I know I care as much about my team members and our work now as I did when I first took over the role as a director but what I felt and thought didn’t always come across in my actions and wasn’t always how I was perceived. George Couros made this distinction recently that I thought was really profound, it’s not enough to value people, but that people actually have to FEEL valued. As I think about how we have deliberately created the conditions that make people feel valued where they can openly share challenges to grow and improve, there are 5 things that I think have contributed to the development of this culture.
- Celebrate the Positive — It’s important (and costs nothing) to shine the spotlight on others, to notice efforts and acknowledge the success of others. Because of this, we have made a regular practice of opening meetings with celebrations. Admittedly, I thought it would get repetitive and that we would quickly tire of this quickly but we haven’t and now regularly look forward to this time. I have noticed how it sets a positive tone and makes people feel valued. It’s always great to see what resonated with individuals over the week and hear about great things that people have done. I also notice that the people who are being celebrated can rarely hide the smile as they appreciate being recognized by colleagues.

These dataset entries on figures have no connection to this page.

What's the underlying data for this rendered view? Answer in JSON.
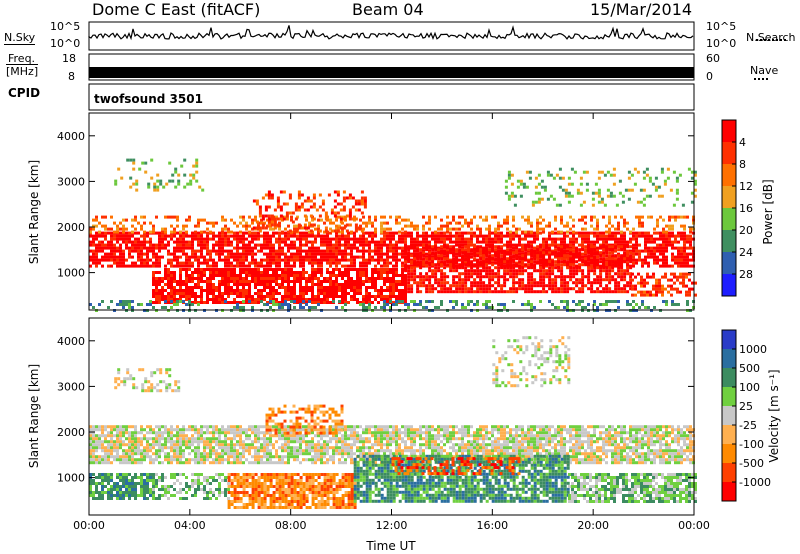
{
  "header": {
    "station": "Dome C East (fitACF)",
    "beam": "Beam 04",
    "date": "15/Mar/2014"
  },
  "strips": {
    "nsky_label": "N.Sky",
    "nsearch_label": "N.Search",
    "noise_ticks": [
      "10^5",
      "10^0"
    ],
    "freq_label_line1": "Freq.",
    "freq_label_line2": "[MHz]",
    "freq_ticks": [
      "18",
      "8"
    ],
    "nave_label": "Nave",
    "nave_ticks": [
      "60",
      "0"
    ],
    "cpid_label": "CPID",
    "cpid_value": "twofsound 3501"
  },
  "colors": {
    "power": [
      "#1e1eff",
      "#2f5fb0",
      "#3f8f60",
      "#6cc83c",
      "#f0a020",
      "#ff7000",
      "#ff3000",
      "#ff0000"
    ],
    "velocity": [
      "#ff0000",
      "#ff4000",
      "#ff8a00",
      "#ffb050",
      "#c8c8c8",
      "#70d040",
      "#3c8c60",
      "#2a6ea0",
      "#2a3cc8"
    ]
  },
  "chart_data": [
    {
      "type": "heatmap",
      "panel": "power",
      "ylabel": "Slant Range [km]",
      "yticks": [
        1000,
        2000,
        3000,
        4000
      ],
      "xticks": [
        "00:00",
        "04:00",
        "08:00",
        "12:00",
        "16:00",
        "20:00",
        "00:00"
      ],
      "ylim": [
        180,
        4500
      ],
      "colorbar": {
        "label": "Power [dB]",
        "ticks": [
          "4",
          "8",
          "12",
          "16",
          "20",
          "24",
          "28"
        ]
      },
      "bands": [
        {
          "t0": 0.0,
          "t1": 24.0,
          "r0": 1150,
          "r1": 1900,
          "level": 7,
          "density": 0.75
        },
        {
          "t0": 0.0,
          "t1": 24.0,
          "r0": 1900,
          "r1": 2250,
          "level": 5,
          "density": 0.35
        },
        {
          "t0": 2.5,
          "t1": 12.5,
          "r0": 350,
          "r1": 1100,
          "level": 7,
          "density": 0.8
        },
        {
          "t0": 12.5,
          "t1": 21.5,
          "r0": 600,
          "r1": 1600,
          "level": 7,
          "density": 0.75
        },
        {
          "t0": 21.5,
          "t1": 24.0,
          "r0": 500,
          "r1": 1000,
          "level": 6,
          "density": 0.6
        },
        {
          "t0": 6.5,
          "t1": 11.0,
          "r0": 1900,
          "r1": 2800,
          "level": 6,
          "density": 0.35
        },
        {
          "t0": 1.0,
          "t1": 4.5,
          "r0": 2800,
          "r1": 3500,
          "level": 3,
          "density": 0.22
        },
        {
          "t0": 16.5,
          "t1": 24.0,
          "r0": 2500,
          "r1": 3300,
          "level": 3,
          "density": 0.18
        },
        {
          "t0": 0.0,
          "t1": 24.0,
          "r0": 200,
          "r1": 400,
          "level": 2,
          "density": 0.3
        }
      ]
    },
    {
      "type": "heatmap",
      "panel": "velocity",
      "ylabel": "Slant Range [km]",
      "yticks": [
        1000,
        2000,
        3000,
        4000
      ],
      "xticks": [
        "00:00",
        "04:00",
        "08:00",
        "12:00",
        "16:00",
        "20:00",
        "00:00"
      ],
      "xlabel": "Time UT",
      "ylim": [
        180,
        4500
      ],
      "colorbar": {
        "label": "Velocity [m s⁻¹]",
        "ticks": [
          "1000",
          "500",
          "100",
          "25",
          "-25",
          "-100",
          "-500",
          "-1000"
        ]
      },
      "bands": [
        {
          "t0": 0.0,
          "t1": 24.0,
          "r0": 1350,
          "r1": 2150,
          "level": 4,
          "density": 0.8
        },
        {
          "t0": 0.0,
          "t1": 2.5,
          "r0": 550,
          "r1": 1100,
          "level": 6,
          "density": 0.8
        },
        {
          "t0": 2.5,
          "t1": 5.5,
          "r0": 550,
          "r1": 1100,
          "level": 5,
          "density": 0.6
        },
        {
          "t0": 5.5,
          "t1": 10.5,
          "r0": 350,
          "r1": 1100,
          "level": 2,
          "density": 0.85
        },
        {
          "t0": 10.5,
          "t1": 19.0,
          "r0": 450,
          "r1": 1500,
          "level": 6,
          "density": 0.8
        },
        {
          "t0": 19.0,
          "t1": 24.0,
          "r0": 500,
          "r1": 1100,
          "level": 5,
          "density": 0.75
        },
        {
          "t0": 7.0,
          "t1": 10.0,
          "r0": 2000,
          "r1": 2600,
          "level": 2,
          "density": 0.5
        },
        {
          "t0": 1.0,
          "t1": 3.5,
          "r0": 2900,
          "r1": 3400,
          "level": 4,
          "density": 0.35
        },
        {
          "t0": 16.0,
          "t1": 19.0,
          "r0": 3000,
          "r1": 4100,
          "level": 4,
          "density": 0.3
        },
        {
          "t0": 12.0,
          "t1": 17.0,
          "r0": 1100,
          "r1": 1450,
          "level": 1,
          "density": 0.45
        }
      ]
    }
  ]
}
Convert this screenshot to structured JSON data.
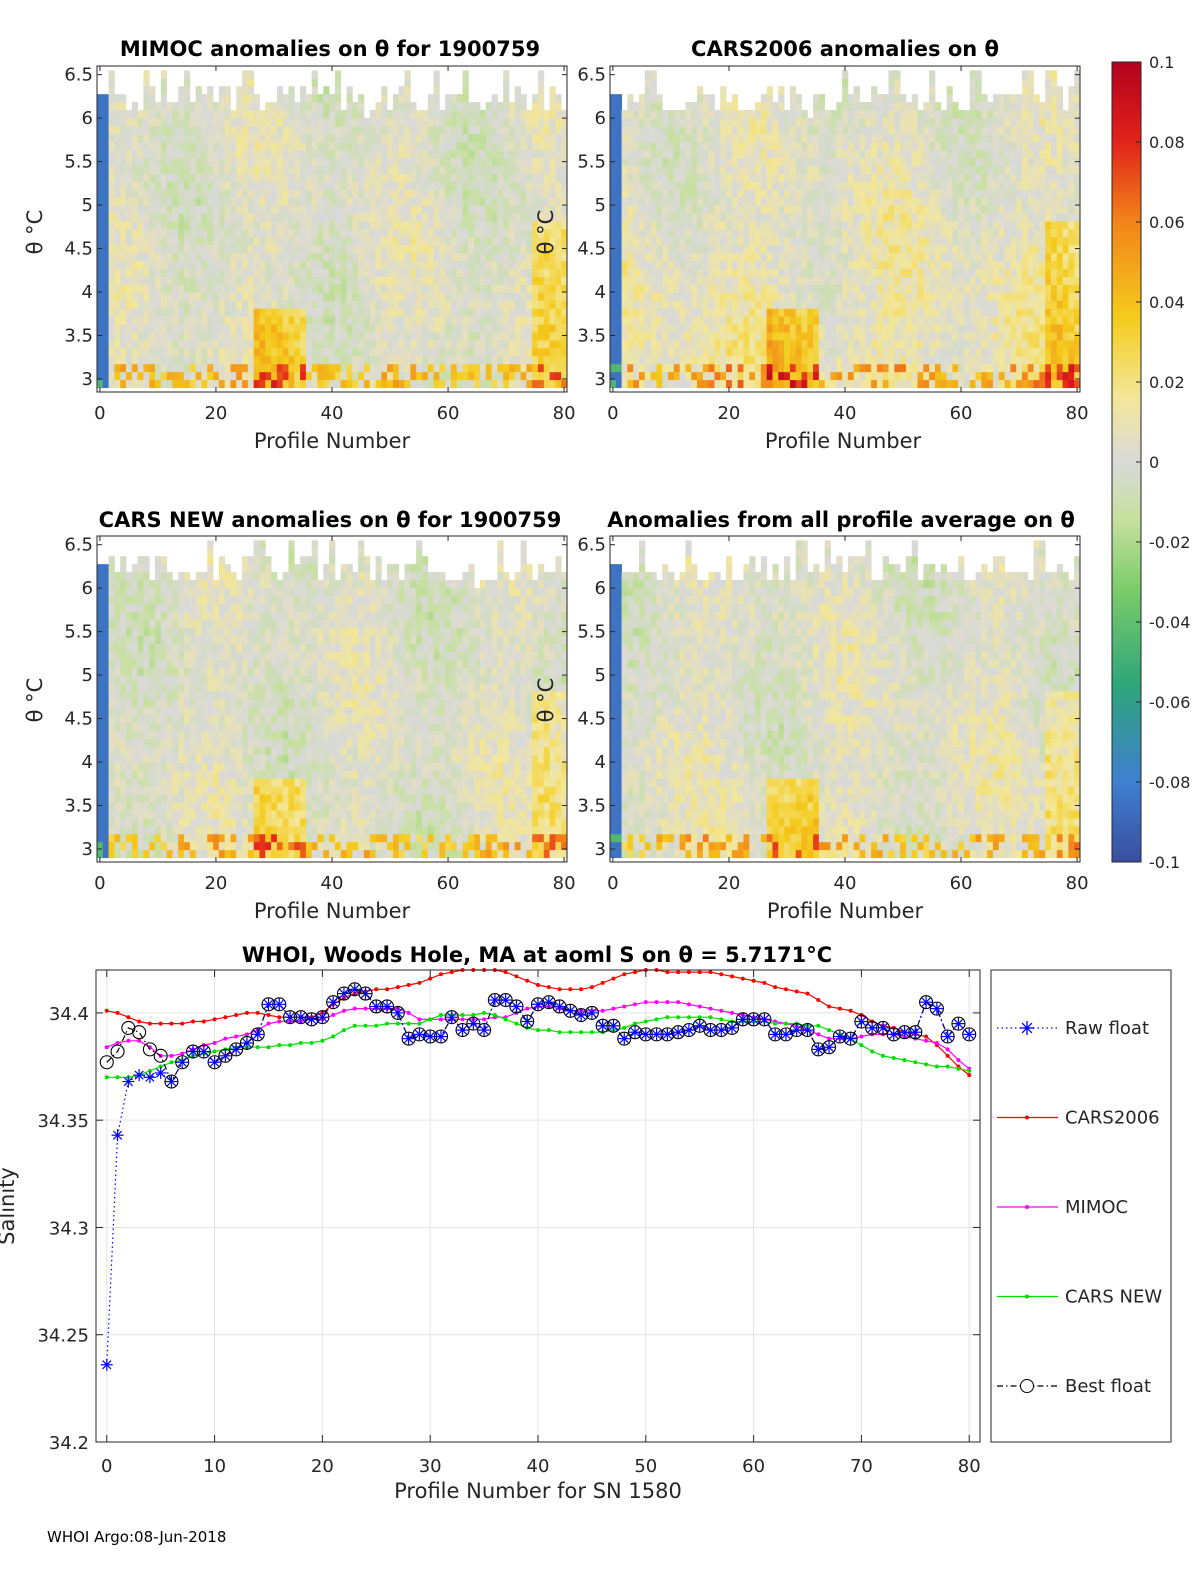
{
  "footer": "WHOI Argo:08-Jun-2018",
  "colors": {
    "raw_float": "#0000ff",
    "cars2006": "#ff0000",
    "mimoc": "#ff00ff",
    "cars_new": "#00e000",
    "best_float": "#000000",
    "grid": "#e3e3e3"
  },
  "heatmaps": [
    {
      "title": "MIMOC anomalies on θ  for 1900759",
      "xlabel": "Profile Number",
      "ylabel": "θ °C",
      "seed": 1,
      "warm_bias": 0.002,
      "x_ticks": [
        "0",
        "20",
        "40",
        "60",
        "80"
      ],
      "y_ticks": [
        "3",
        "3.5",
        "4",
        "4.5",
        "5",
        "5.5",
        "6",
        "6.5"
      ]
    },
    {
      "title": "CARS2006 anomalies on θ",
      "xlabel": "Profile Number",
      "ylabel": "θ °C",
      "seed": 2,
      "warm_bias": 0.012,
      "x_ticks": [
        "0",
        "20",
        "40",
        "60",
        "80"
      ],
      "y_ticks": [
        "3",
        "3.5",
        "4",
        "4.5",
        "5",
        "5.5",
        "6",
        "6.5"
      ]
    },
    {
      "title": "CARS NEW anomalies on θ for 1900759",
      "xlabel": "Profile Number",
      "ylabel": "θ °C",
      "seed": 3,
      "warm_bias": 0.001,
      "x_ticks": [
        "0",
        "20",
        "40",
        "60",
        "80"
      ],
      "y_ticks": [
        "3",
        "3.5",
        "4",
        "4.5",
        "5",
        "5.5",
        "6",
        "6.5"
      ]
    },
    {
      "title": "Anomalies from all profile average on θ",
      "xlabel": "Profile Number",
      "ylabel": "θ °C",
      "seed": 4,
      "warm_bias": 0.004,
      "x_ticks": [
        "0",
        "20",
        "40",
        "60",
        "80"
      ],
      "y_ticks": [
        "3",
        "3.5",
        "4",
        "4.5",
        "5",
        "5.5",
        "6",
        "6.5"
      ]
    }
  ],
  "colorbar": {
    "min": -0.1,
    "max": 0.1,
    "ticks": [
      "0.1",
      "0.08",
      "0.06",
      "0.04",
      "0.02",
      "0",
      "-0.02",
      "-0.04",
      "-0.06",
      "-0.08",
      "-0.1"
    ]
  },
  "chart_data": [
    {
      "type": "heatmap",
      "title": "MIMOC anomalies on θ  for 1900759",
      "xlabel": "Profile Number",
      "ylabel": "θ °C",
      "xlim": [
        -0.5,
        80.5
      ],
      "ylim": [
        2.85,
        6.6
      ],
      "clim": [
        -0.1,
        0.1
      ]
    },
    {
      "type": "line",
      "title": "WHOI, Woods Hole, MA at aoml S on θ = 5.7171°C",
      "xlabel": "Profile Number for SN 1580",
      "ylabel": "Salinity",
      "xlim": [
        -1,
        81
      ],
      "ylim": [
        34.2,
        34.42
      ],
      "x_ticks": [
        "0",
        "10",
        "20",
        "30",
        "40",
        "50",
        "60",
        "70",
        "80"
      ],
      "y_ticks": [
        "34.2",
        "34.25",
        "34.3",
        "34.35",
        "34.4"
      ],
      "x": [
        0,
        1,
        2,
        3,
        4,
        5,
        6,
        7,
        8,
        9,
        10,
        11,
        12,
        13,
        14,
        15,
        16,
        17,
        18,
        19,
        20,
        21,
        22,
        23,
        24,
        25,
        26,
        27,
        28,
        29,
        30,
        31,
        32,
        33,
        34,
        35,
        36,
        37,
        38,
        39,
        40,
        41,
        42,
        43,
        44,
        45,
        46,
        47,
        48,
        49,
        50,
        51,
        52,
        53,
        54,
        55,
        56,
        57,
        58,
        59,
        60,
        61,
        62,
        63,
        64,
        65,
        66,
        67,
        68,
        69,
        70,
        71,
        72,
        73,
        74,
        75,
        76,
        77,
        78,
        79,
        80
      ],
      "series": [
        {
          "name": "Raw float",
          "style": "dotted-star",
          "values": [
            34.236,
            34.343,
            34.368,
            34.371,
            34.37,
            34.372,
            34.368,
            34.377,
            34.382,
            34.382,
            34.377,
            34.38,
            34.383,
            34.386,
            34.39,
            34.404,
            34.404,
            34.398,
            34.398,
            34.397,
            34.398,
            34.405,
            34.409,
            34.411,
            34.409,
            34.403,
            34.403,
            34.4,
            34.388,
            34.39,
            34.389,
            34.389,
            34.398,
            34.392,
            34.395,
            34.392,
            34.406,
            34.406,
            34.403,
            34.396,
            34.404,
            34.405,
            34.403,
            34.401,
            34.399,
            34.4,
            34.394,
            34.394,
            34.388,
            34.391,
            34.39,
            34.39,
            34.39,
            34.391,
            34.392,
            34.394,
            34.392,
            34.392,
            34.393,
            34.397,
            34.397,
            34.397,
            34.39,
            34.39,
            34.392,
            34.392,
            34.383,
            34.384,
            34.389,
            34.388,
            34.396,
            34.393,
            34.393,
            34.39,
            34.391,
            34.391,
            34.405,
            34.402,
            34.389,
            34.395,
            34.39
          ]
        },
        {
          "name": "CARS2006",
          "style": "line-dot",
          "values": [
            34.401,
            34.4,
            34.398,
            34.396,
            34.395,
            34.395,
            34.395,
            34.395,
            34.396,
            34.396,
            34.397,
            34.398,
            34.399,
            34.4,
            34.4,
            34.399,
            34.398,
            34.398,
            34.398,
            34.398,
            34.4,
            34.404,
            34.407,
            34.409,
            34.41,
            34.411,
            34.411,
            34.412,
            34.413,
            34.414,
            34.416,
            34.418,
            34.419,
            34.42,
            34.42,
            34.42,
            34.42,
            34.419,
            34.417,
            34.415,
            34.413,
            34.412,
            34.411,
            34.411,
            34.411,
            34.412,
            34.414,
            34.416,
            34.418,
            34.419,
            34.42,
            34.42,
            34.419,
            34.419,
            34.419,
            34.419,
            34.419,
            34.418,
            34.417,
            34.416,
            34.415,
            34.414,
            34.412,
            34.411,
            34.41,
            34.409,
            34.406,
            34.403,
            34.402,
            34.401,
            34.399,
            34.396,
            34.394,
            34.393,
            34.391,
            34.39,
            34.389,
            34.385,
            34.38,
            34.375,
            34.371
          ]
        },
        {
          "name": "MIMOC",
          "style": "line-dot",
          "values": [
            34.384,
            34.386,
            34.387,
            34.387,
            34.384,
            34.38,
            34.38,
            34.381,
            34.383,
            34.385,
            34.386,
            34.388,
            34.389,
            34.39,
            34.392,
            34.395,
            34.396,
            34.396,
            34.396,
            34.397,
            34.397,
            34.399,
            34.401,
            34.402,
            34.402,
            34.402,
            34.402,
            34.402,
            34.4,
            34.397,
            34.397,
            34.397,
            34.397,
            34.397,
            34.397,
            34.397,
            34.398,
            34.398,
            34.4,
            34.402,
            34.403,
            34.403,
            34.402,
            34.401,
            34.401,
            34.401,
            34.401,
            34.402,
            34.403,
            34.404,
            34.405,
            34.405,
            34.405,
            34.405,
            34.404,
            34.403,
            34.402,
            34.401,
            34.4,
            34.399,
            34.398,
            34.397,
            34.396,
            34.395,
            34.394,
            34.392,
            34.39,
            34.388,
            34.388,
            34.388,
            34.389,
            34.39,
            34.39,
            34.39,
            34.389,
            34.388,
            34.387,
            34.386,
            34.383,
            34.378,
            34.374
          ]
        },
        {
          "name": "CARS NEW",
          "style": "line-dot",
          "values": [
            34.37,
            34.37,
            34.37,
            34.371,
            34.373,
            34.375,
            34.377,
            34.378,
            34.38,
            34.381,
            34.382,
            34.383,
            34.384,
            34.384,
            34.384,
            34.384,
            34.385,
            34.385,
            34.386,
            34.386,
            34.387,
            34.389,
            34.392,
            34.394,
            34.394,
            34.394,
            34.395,
            34.395,
            34.395,
            34.395,
            34.397,
            34.399,
            34.399,
            34.399,
            34.399,
            34.4,
            34.399,
            34.397,
            34.395,
            34.393,
            34.392,
            34.392,
            34.391,
            34.391,
            34.391,
            34.391,
            34.391,
            34.392,
            34.393,
            34.395,
            34.396,
            34.397,
            34.398,
            34.398,
            34.398,
            34.398,
            34.398,
            34.397,
            34.396,
            34.396,
            34.396,
            34.396,
            34.395,
            34.395,
            34.395,
            34.394,
            34.394,
            34.392,
            34.39,
            34.388,
            34.385,
            34.382,
            34.38,
            34.379,
            34.378,
            34.377,
            34.376,
            34.375,
            34.375,
            34.374,
            34.373
          ]
        },
        {
          "name": "Best float",
          "style": "dashdot-circle",
          "values": [
            34.377,
            34.382,
            34.393,
            34.391,
            34.383,
            34.38,
            34.368,
            34.377,
            34.382,
            34.382,
            34.377,
            34.38,
            34.383,
            34.386,
            34.39,
            34.404,
            34.404,
            34.398,
            34.398,
            34.397,
            34.398,
            34.405,
            34.409,
            34.411,
            34.409,
            34.403,
            34.403,
            34.4,
            34.388,
            34.39,
            34.389,
            34.389,
            34.398,
            34.392,
            34.395,
            34.392,
            34.406,
            34.406,
            34.403,
            34.396,
            34.404,
            34.405,
            34.403,
            34.401,
            34.399,
            34.4,
            34.394,
            34.394,
            34.388,
            34.391,
            34.39,
            34.39,
            34.39,
            34.391,
            34.392,
            34.394,
            34.392,
            34.392,
            34.393,
            34.397,
            34.397,
            34.397,
            34.39,
            34.39,
            34.392,
            34.392,
            34.383,
            34.384,
            34.389,
            34.388,
            34.396,
            34.393,
            34.393,
            34.39,
            34.391,
            34.391,
            34.405,
            34.402,
            34.389,
            34.395,
            34.39
          ]
        }
      ]
    }
  ]
}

- Effective Feedback Loops — Regular communication and feedback are critical to developing and maintaining effective relationships. I have learned to never assume that everything is ok or that people are going to tell you about challenges, especially if the structures for this to happen aren’t in place. Effective leaders are visible, available, and connected to their teams and have multiple strategies to check in formally and informally. When you are invested in individuals and their work from the beginning, people are more willing to share successes and challenges. I have found that it is important to schedule frequent check-ins and to make sure that we have the space to ask questions, get feedback and problem solve emerging challenges.
- Reflect on growth –– When improvement happens gradually over time (as most does), it’s sometimes hard to see the growth. Being intentional about reflecting on growth and sharing both successes and lessons learned can build confidence. As the end of the year is approaching and we had to do evaluations, our team opted to have individuals share their own strengths, opportunities for growth and next steps to inform the performance evaluation rather than just coming from me. Making this public and empowering the team to reflect and document their own growth over time was a great way to highlight the growth and help our team move to the next level individually and collectively. Our goals are now posted and we are all invested in helping each team member grow.
- Use challenges as an opportunity to learn— Too often (especially in education), leaders conflate a positive culture with making everyone feel good and avoid addressing areas of growth or failures because we don’t want people to feel bad. It’s possible (and necessary) to value the people and their efforts while also attending to actions or behaviors that do not help move towards the desired outcomes. If you often celebrate success and reflect on growth, it is easier to address challenges when people make mistakes or things don’t go as planned. This is also way more effective if you have the conversation as the challenges arise and it is clear that it is an opportunity to learn, not cataloged for a formal evaluation- that rarely helps anybody improve. When people feel misunderstood or judged it’s easy to be defensive and blame external factors but this rarely helps us get better. I love this saying from Confucius, “Our greatest glory is not never falling, but in rising every time we fall”
- Lead by example– It’s much easier to tell people to share their challenges but if you don’t lead by example, how can you expect others to do it. I often share my challenges and things that I am working on. Our team is instrumental in giving me feedback and helping me to improve anything from presentations to processes. I have learned so much from them and being open to their feedback has improved my practice and also helped to model for them how critical we all are to each other’s growth and development.
To grow and develop people, we have to create the conditions where they are willing to take risks and openly share their learning and challenges. This is needed at all levels of education. If our administrators feel comfortable taking risks and try new things to improve our schools and they create those same conditions and empower teachers to create authentic learning experiences for students who are inspired to take risks and learn to improve, we all win.